Regarding elasticsearch rolling upgrades

Hi,

We are trying to upgrade our elasticsearch cluster from 7.17 to 8.X and we will have to do it in a rolling fashion.

I found the below documentation thats for 7.x version.

  1. Do we not have similar doc for 8.x or is this still valid for upgrade to 8.x?
  2. As per this doc, we disable shard allocation before stopping a node. So if some new data gets indexed on to this node before we stop it for upgrade - doesn't this create a primary down situation/RED state when we stop the node?

Hi,

Regarding your question about shard allocation, when you disable shard allocation before stopping a node, Elasticsearch will not allocate any new shards to that node, and it will not relocate any shards away from that node. This means that if new data gets indexed into the cluster while shard allocation is disabled, the new shards will be allocated to the other nodes in the cluster, not the one you're about to stop.

Regards

Doesnt look like this is the case. As per documentation "cluster.routing.allocation.enable": "primaries" means 'Allows shard allocation only for primary shards'. This is a cluster wide setting and does not have node specific configurations. Thus there is still possibility of new primaries getting created at the target node.
Let me know if Im mistaking something here. Thanks for the response.

Hi,

if you have the necessary storage you can:

Evacuate the node: Use Elasticsearch's Cluster Update Settings API to set cluster.routing.allocation.exclude._ip or cluster.routing.allocation.exclude._name to the IP or name of the node you want to evacuate. This will start the process of relocating shards from that node to other nodes in the cluster.

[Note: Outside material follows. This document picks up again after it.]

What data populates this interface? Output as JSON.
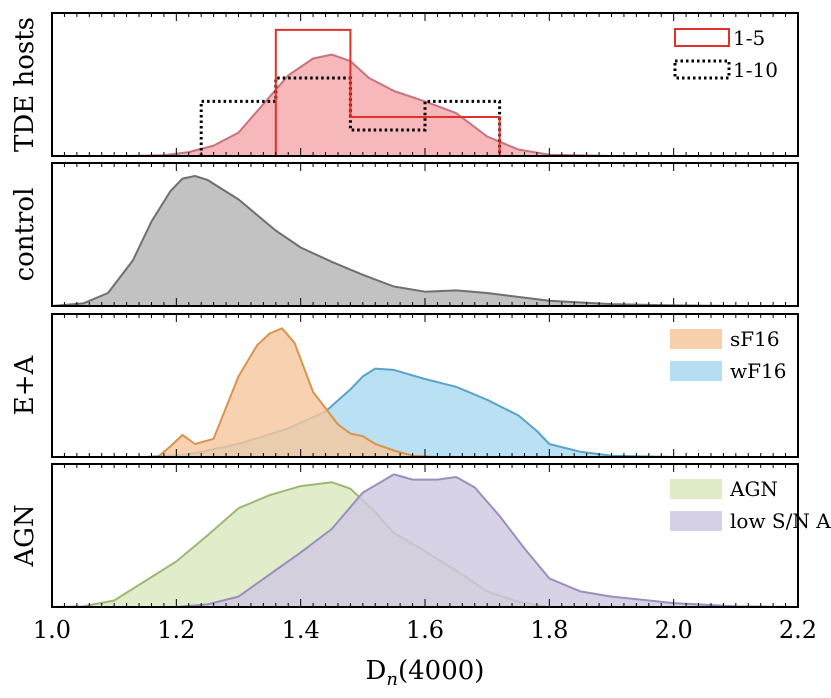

Wait for the node to be evacuated : You can monitor the progress by checking the relocating_shards field in the _cluster/health API

Stop the node

Upgrade and restart the node

Re-include the node

PUT /_cluster/settings
{
"transient": {
"cluster.routing.allocation.exclude._ip": null
}
}

Regards

I see. However, this is not something thats recommended by elastic to do during an upgrade and its not mentioned as part of the docs they have. One of the problems I see with it is that it creates unnecessary IO - which is something we are recommended to avoid during an upgrade scenario.
Just wondering how the mentioned RED index situation is avoided as per the official rolling upgrade doc.

I don't think that you can avoid the scenario you described, by setting allocation to just primaries and a new index being created on the exact moment when the node is turned-off.

However, this seems to be an edge case, I'm also not sure this would happen or how to replicate this scenario, there are too many things that would need to happen on the same time for this to lead to a RED cluster.

But only someone from Elastic which more in deep knowledge of how things work internally can give a definitive answer.

In my opinion you should not worry much about this happening.

You can also follow the optional recommendation of turning off ingestion durante the rolling upgrade process if you want.

You also do not need to exclude a node from allocation for the olling upgrade process, this is not recommended since it may take a long time to empty each node and them fill them up again.